Flavors in an Experiential Economy

In her presentation “Global Trends – What’s Next for Flavors?” LuAnn Williams, co-founder and director of innovation, Innova Market Insights provides a macro view of the upcoming mega trends impacting flavor, food and beverage. She cites globalization, the rise of single households, uncertainty and volatility in the global economy, and the cost of unhealthy lifestyles as factors that contribute to new product development. As a result, consumers are looking more towards living and discovering new experiences versus acquiring materials. The experiential economy is booming, with 78% of millennials preferring to spend money on an experience or event over buying something desirable. What does this mean for flavor innovation?

As brands, retailers and service providers focus on experience-centric product innovations, it’s an opportunity for the flavor industry to consider both taste and color to delight the senses through sensory storytelling. Flavor trends include ethnic sauces and seasonings, plant-based and flexitarian diets, herbs and processing for flavors (i.e. small-batch, freeze-dried, stone ground, cold pressed).

Williams predicts discovery as the top trend for 2019 as consumers look to unexpected flavor trends (ginger and chocolate, chili chocolate, sparkling wine-flavored potato chips and multisensory dining experiences) to satisfy their curiosity for adventure.
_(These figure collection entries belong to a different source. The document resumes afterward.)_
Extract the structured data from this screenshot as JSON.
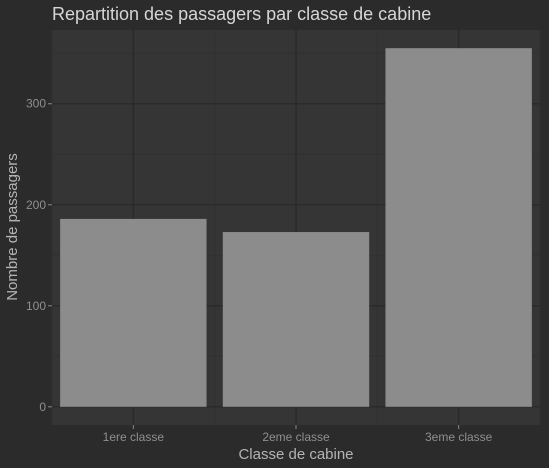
{
  "chart_data": {
    "type": "bar",
    "title": "Repartition des passagers par classe de cabine",
    "xlabel": "Classe de cabine",
    "ylabel": "Nombre de passagers",
    "categories": [
      "1ere classe",
      "2eme classe",
      "3eme classe"
    ],
    "values": [
      186,
      173,
      355
    ],
    "ylim": [
      -18,
      373
    ],
    "yticks": [
      0,
      100,
      200,
      300
    ],
    "grid": true,
    "colors": {
      "background": "#2b2b2b",
      "panel": "#353535",
      "grid_major": "#2a2a2a",
      "grid_minor": "#303030",
      "bar": "#8c8c8c"
    }
  }
}
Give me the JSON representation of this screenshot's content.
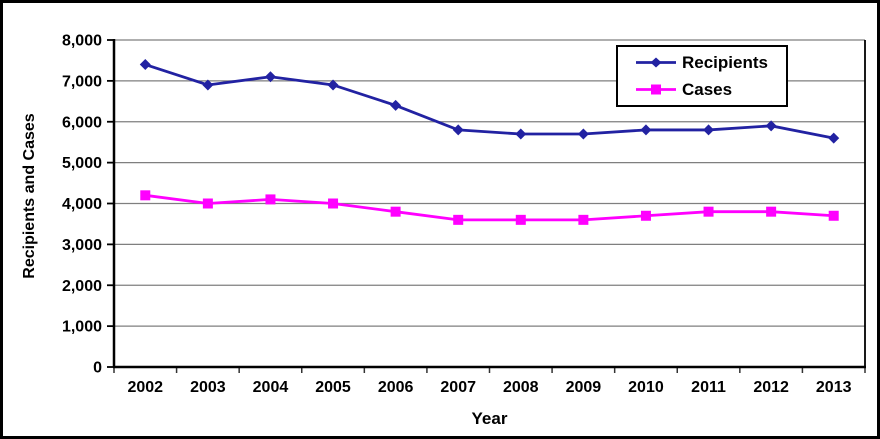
{
  "chart_data": {
    "type": "line",
    "xlabel": "Year",
    "ylabel": "Recipients and Cases",
    "categories": [
      "2002",
      "2003",
      "2004",
      "2005",
      "2006",
      "2007",
      "2008",
      "2009",
      "2010",
      "2011",
      "2012",
      "2013"
    ],
    "series": [
      {
        "name": "Recipients",
        "color": "#2222A2",
        "marker": "diamond",
        "values": [
          7400,
          6900,
          7100,
          6900,
          6400,
          5800,
          5700,
          5700,
          5800,
          5800,
          5900,
          5600
        ]
      },
      {
        "name": "Cases",
        "color": "#FF00FF",
        "marker": "square",
        "values": [
          4200,
          4000,
          4100,
          4000,
          3800,
          3600,
          3600,
          3600,
          3700,
          3800,
          3800,
          3700
        ]
      }
    ],
    "ylim": [
      0,
      8000
    ],
    "ytick_step": 1000,
    "ytick_labels": [
      "0",
      "1,000",
      "2,000",
      "3,000",
      "4,000",
      "5,000",
      "6,000",
      "7,000",
      "8,000"
    ],
    "grid": true,
    "legend_position": "top-right",
    "colors": {
      "axis": "#000000",
      "gridline": "#7F7F7F",
      "tick": "#333333",
      "background": "#FFFFFF",
      "frame_border": "#000000"
    }
  }
}
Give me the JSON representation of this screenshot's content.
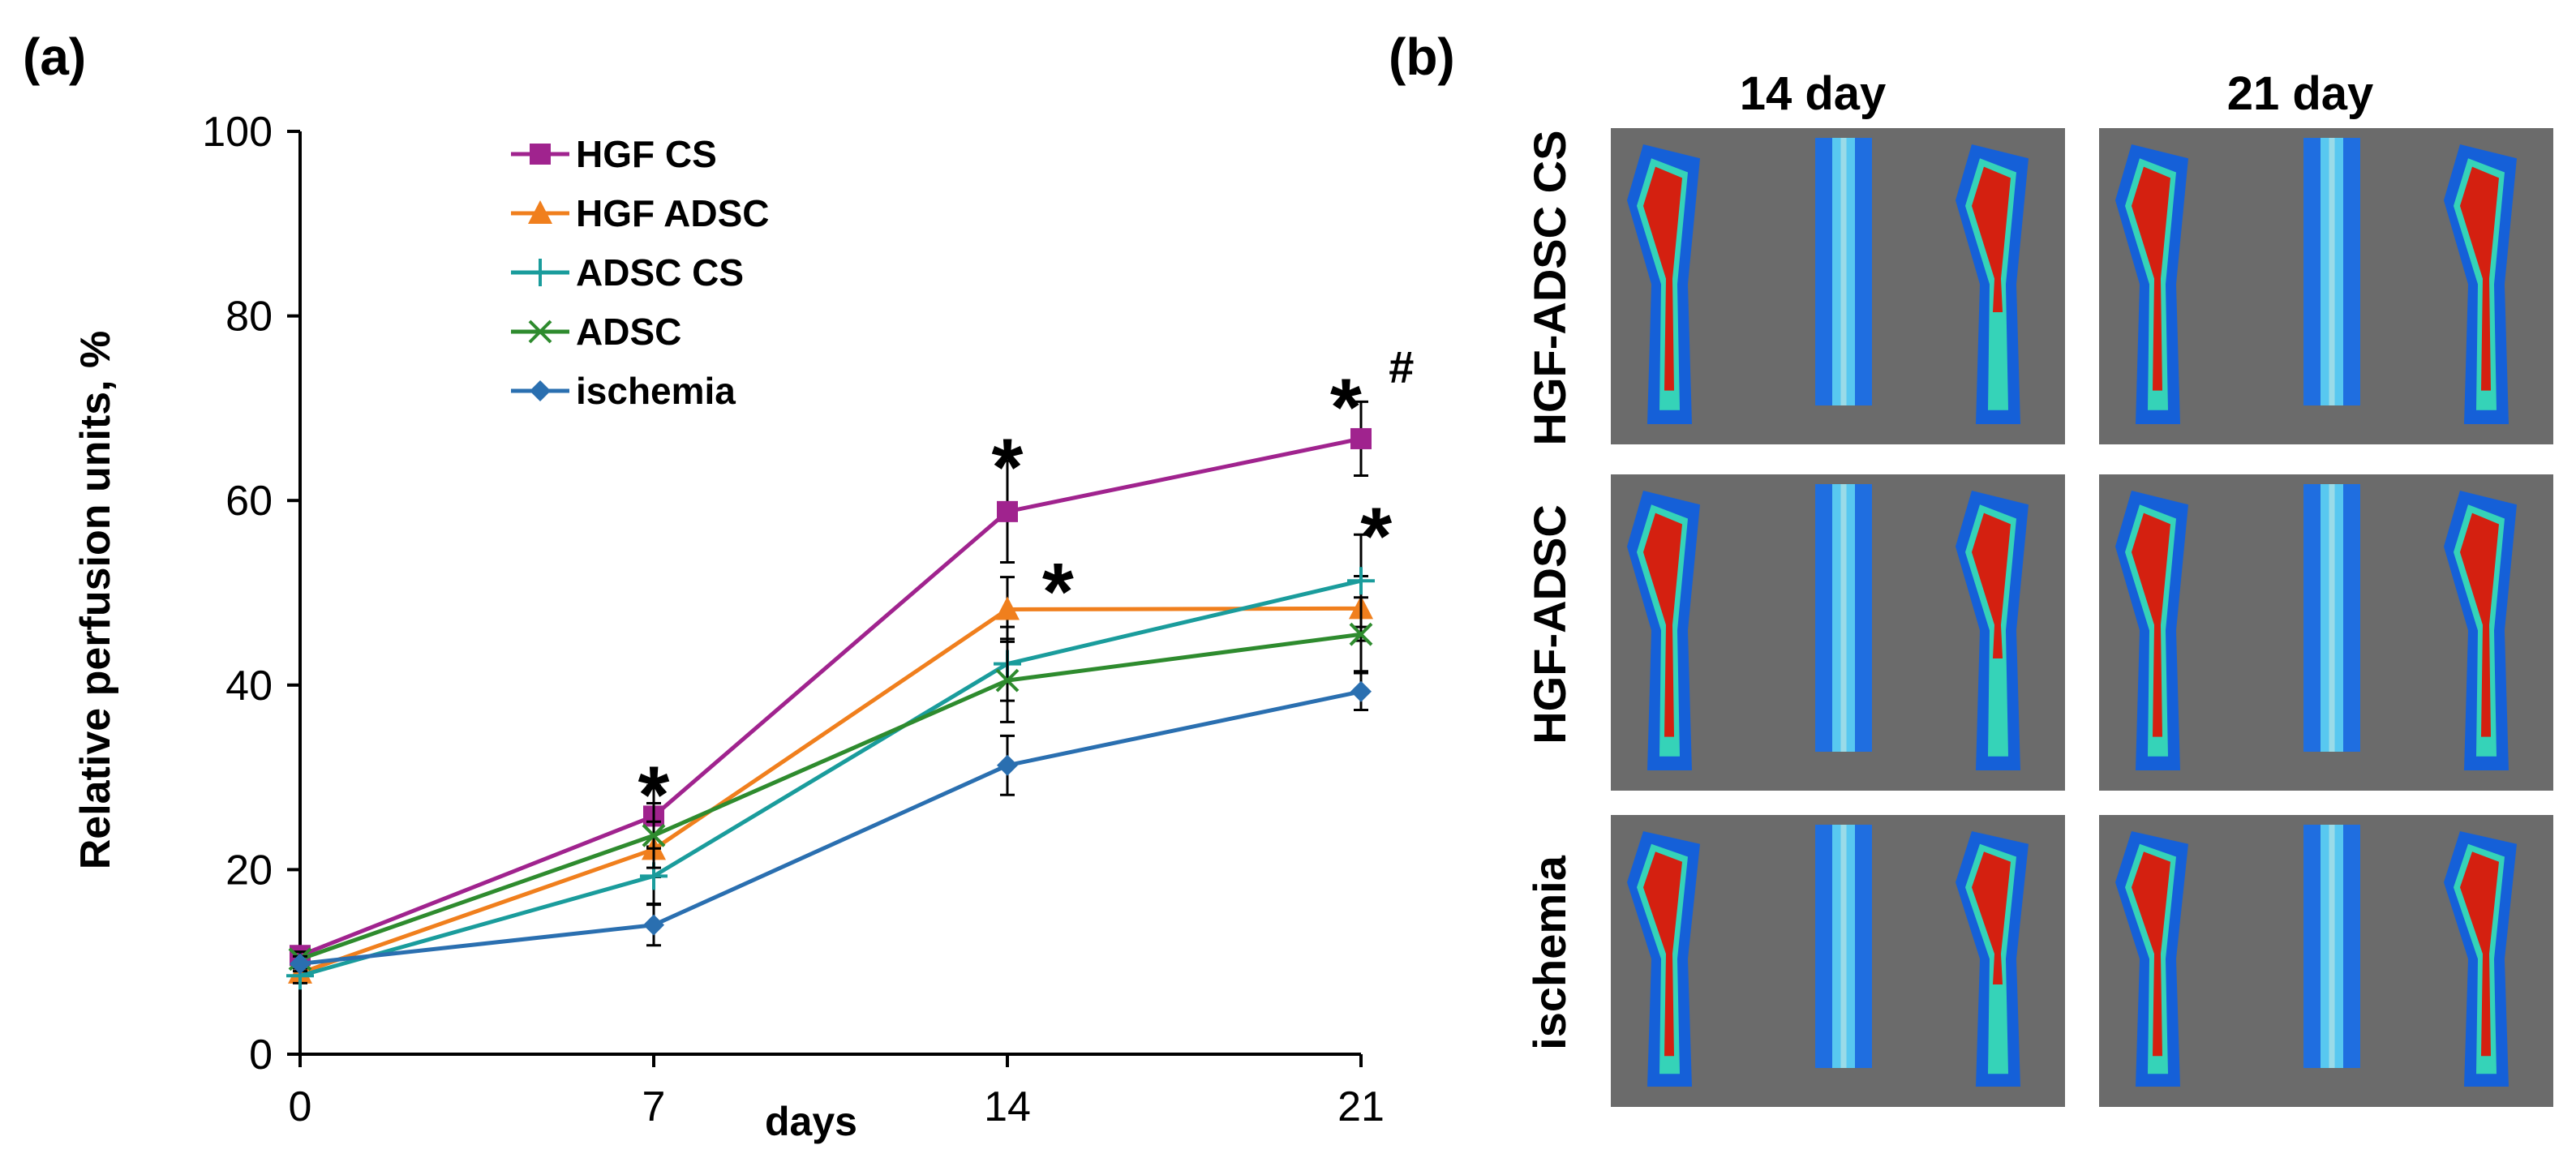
{
  "colors": {
    "axis": "#000000",
    "hgf_cs": "#a0238e",
    "hgf_adsc": "#f07f1d",
    "adsc_cs": "#1a9c9c",
    "adsc": "#2e8b2e",
    "ischemia": "#2a6fb0",
    "image_bg": "#6b6b6b"
  },
  "panel_a": {
    "label": "(a)",
    "xlabel": "days",
    "ylabel": "Relative perfusion units, %"
  },
  "panel_b": {
    "label": "(b)",
    "col_headers": [
      "14 day",
      "21 day"
    ],
    "row_labels": [
      "HGF-ADSC CS",
      "HGF-ADSC",
      "ischemia"
    ]
  },
  "chart_data": {
    "type": "line",
    "x": [
      0,
      7,
      14,
      21
    ],
    "xticks": [
      "0",
      "7",
      "14",
      "21"
    ],
    "ylim": [
      0,
      100
    ],
    "yticks": [
      "0",
      "20",
      "40",
      "60",
      "80",
      "100"
    ],
    "xlabel": "days",
    "ylabel": "Relative perfusion units, %",
    "legend_position": "top-left",
    "series": [
      {
        "name": "HGF CS",
        "color": "#a0238e",
        "marker": "square",
        "values": [
          10.7,
          25.8,
          58.8,
          66.7
        ],
        "errors": [
          0.8,
          3.3,
          5.5,
          4.0
        ]
      },
      {
        "name": "HGF ADSC",
        "color": "#f07f1d",
        "marker": "triangle",
        "values": [
          8.8,
          22.2,
          48.2,
          48.3
        ],
        "errors": [
          0.8,
          3.0,
          3.5,
          3.5
        ]
      },
      {
        "name": "ADSC CS",
        "color": "#1a9c9c",
        "marker": "plus",
        "values": [
          8.5,
          19.3,
          42.3,
          51.3
        ],
        "errors": [
          0.8,
          3.0,
          4.0,
          5.0
        ]
      },
      {
        "name": "ADSC",
        "color": "#2e8b2e",
        "marker": "x",
        "values": [
          10.3,
          23.7,
          40.5,
          45.5
        ],
        "errors": [
          0.8,
          3.5,
          4.5,
          4.0
        ]
      },
      {
        "name": "ischemia",
        "color": "#2a6fb0",
        "marker": "diamond",
        "values": [
          9.8,
          14.0,
          31.3,
          39.3
        ],
        "errors": [
          0.8,
          2.2,
          3.2,
          2.0
        ]
      }
    ],
    "annotations": [
      {
        "x": 7,
        "y": 29.5,
        "text": "*"
      },
      {
        "x": 14,
        "y": 65,
        "text": "*"
      },
      {
        "x": 15,
        "y": 51.5,
        "text": "*"
      },
      {
        "x": 20.7,
        "y": 71.5,
        "text": "*"
      },
      {
        "x": 21.8,
        "y": 74.5,
        "text": "#"
      },
      {
        "x": 21.3,
        "y": 57.5,
        "text": "*"
      }
    ]
  }
}
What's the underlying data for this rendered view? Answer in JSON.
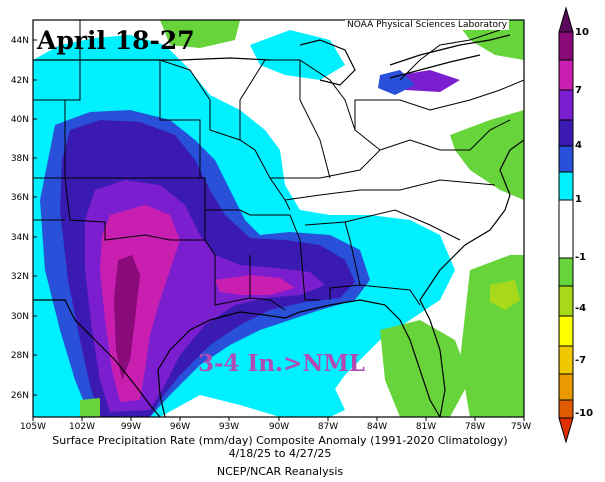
{
  "map": {
    "title": "April 18-27",
    "credit": "NOAA Physical Sciences Laboratory",
    "annotation": "3-4 In.>NML",
    "lat_ticks": [
      "44N",
      "42N",
      "40N",
      "38N",
      "36N",
      "34N",
      "32N",
      "30N",
      "28N",
      "26N"
    ],
    "lon_ticks": [
      "105W",
      "102W",
      "99W",
      "96W",
      "93W",
      "90W",
      "87W",
      "84W",
      "81W",
      "78W",
      "75W"
    ],
    "caption_line1": "Surface Precipitation Rate (mm/day) Composite Anomaly (1991-2020 Climatology)",
    "caption_line2": "4/18/25 to 4/27/25",
    "caption_line3": "NCEP/NCAR Reanalysis",
    "colors": {
      "strong_wet": "#8a0a7a",
      "very_wet": "#c81fb1",
      "wet_purple": "#7a1ed0",
      "wet_indigo": "#3a1ab0",
      "wet_blue": "#2850d8",
      "light_wet": "#00f0ff",
      "neutral": "#ffffff",
      "dry_green": "#66d43a",
      "dry_yellow_green": "#a8d81a",
      "dry_yellow": "#ffff00",
      "dry_orange": "#e89a00",
      "dry_red": "#e03000"
    }
  },
  "colorbar": {
    "labels": [
      "10",
      "7",
      "4",
      "1",
      "-1",
      "-4",
      "-7",
      "-10"
    ]
  }
}
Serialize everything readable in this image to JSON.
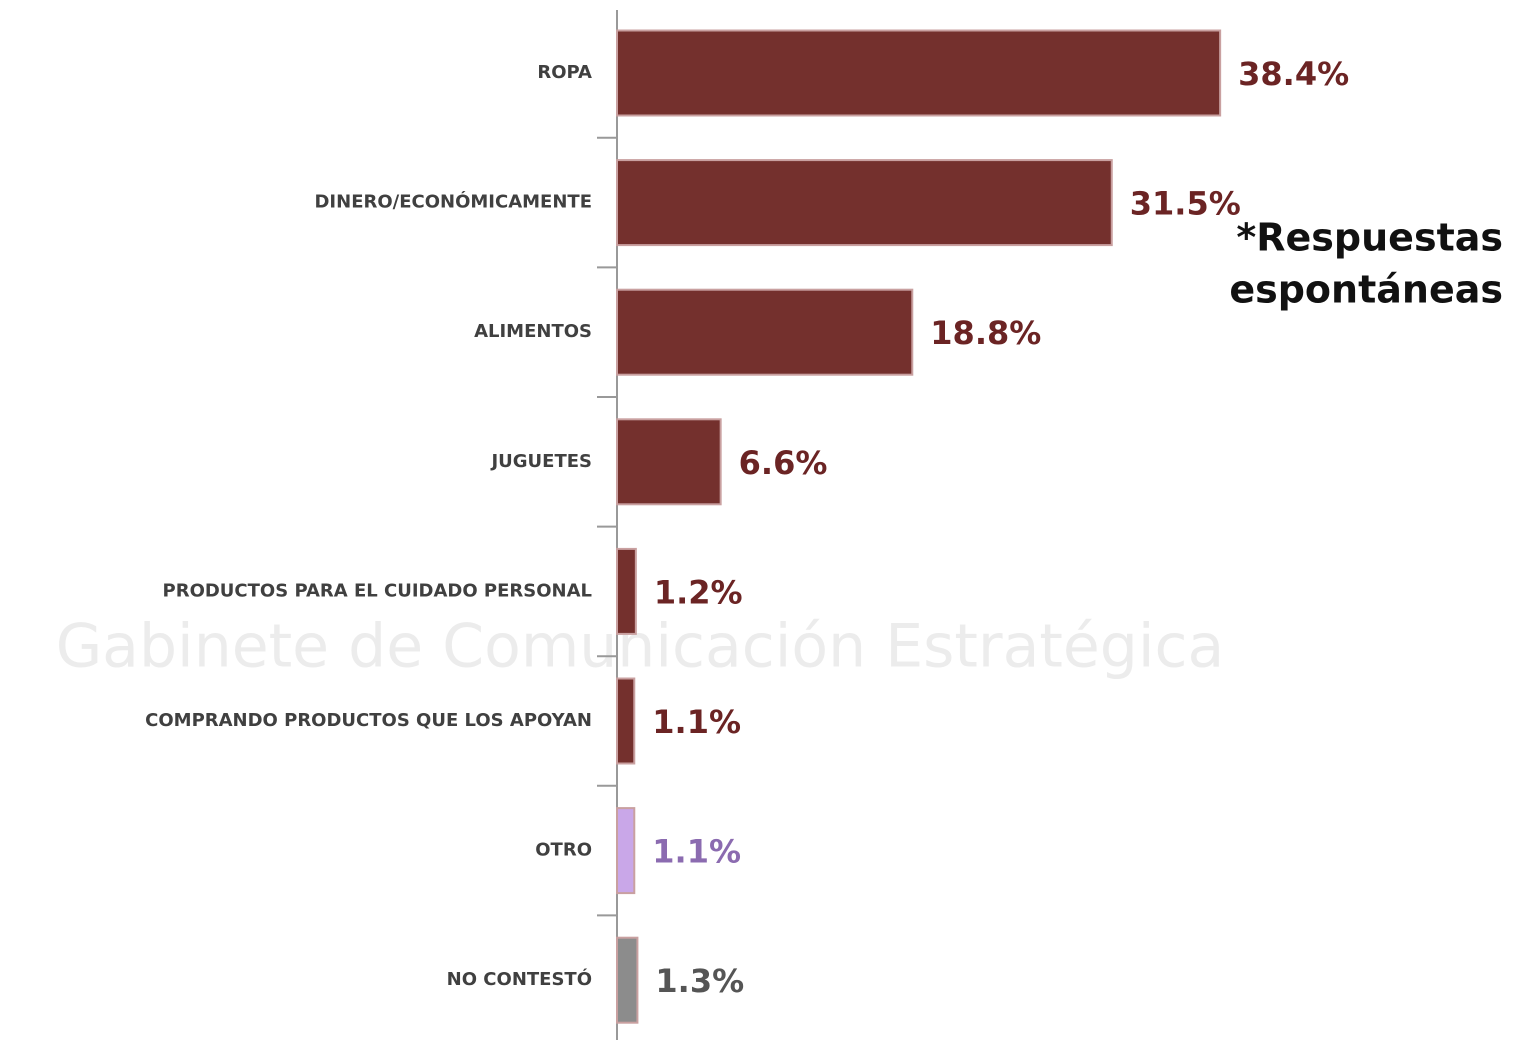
{
  "chart_data": {
    "type": "bar",
    "orientation": "horizontal",
    "categories": [
      "ROPA",
      "DINERO/ECONÓMICAMENTE",
      "ALIMENTOS",
      "JUGUETES",
      "PRODUCTOS PARA EL CUIDADO PERSONAL",
      "COMPRANDO PRODUCTOS QUE LOS APOYAN",
      "OTRO",
      "NO CONTESTÓ"
    ],
    "values": [
      38.4,
      31.5,
      18.8,
      6.6,
      1.2,
      1.1,
      1.1,
      1.3
    ],
    "value_labels": [
      "38.4%",
      "31.5%",
      "18.8%",
      "6.6%",
      "1.2%",
      "1.1%",
      "1.1%",
      "1.3%"
    ],
    "colors": [
      "#74302d",
      "#74302d",
      "#74302d",
      "#74302d",
      "#74302d",
      "#74302d",
      "#c9a7e8",
      "#8c8c8c"
    ],
    "label_colors": [
      "#6b2424",
      "#6b2424",
      "#6b2424",
      "#6b2424",
      "#6b2424",
      "#6b2424",
      "#8b6bb0",
      "#555555"
    ],
    "xlim": [
      0,
      58
    ],
    "annotation": [
      "*Respuestas",
      "espontáneas"
    ],
    "watermark": "Gabinete de Comunicación Estratégica"
  }
}
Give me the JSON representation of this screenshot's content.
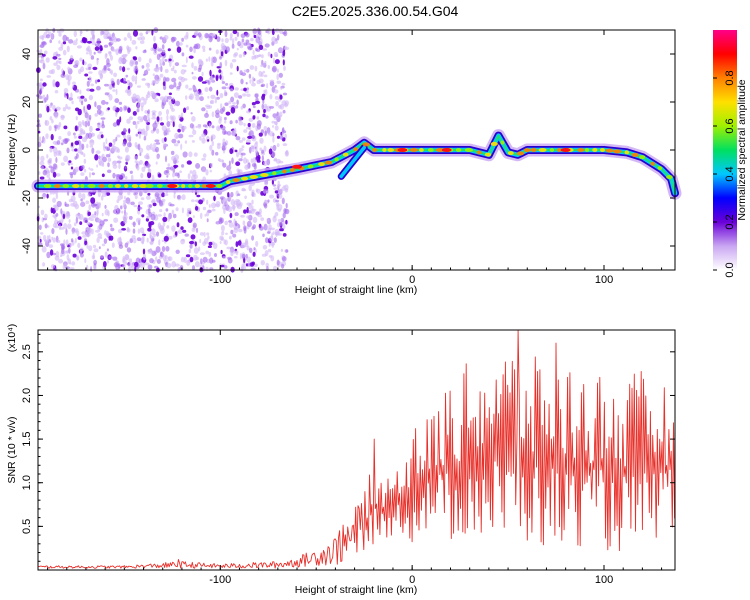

Inoculating the Public Against Chemophobia

It’s safe to say that education is a key preventative tool against chemophobia, the fear of chemicals. Chemistry teacher and advocate James Kennedy discussed his experience as an educator to shed light on chemicals and its purpose in the classroom. In his presentation, “Inoculating the Public Against Chemophobia,” Kennedy cited the lack of outreach and education in school on chemistry that breeds chemophobia. He argued that removing the word “chemical” as a noun and instead of replacing it with terminology to describe a material (i.e. acid, solvent, metal, powder) will shed a positive association between chemistry and the world around us. Instead of focusing on elements, Kennedy suggested an emphasis on molecules, modern chemistry and storytelling to provide a useful and practical outlook on the subject.

“Children have a natural instinct to be experimenters,” he explained; and whether it’s a big budget, factual documentary or a shift in the curriculum towards practical uses in chemistry, there is a significant opportunity to change the way we think about chemicals, chemistry and science.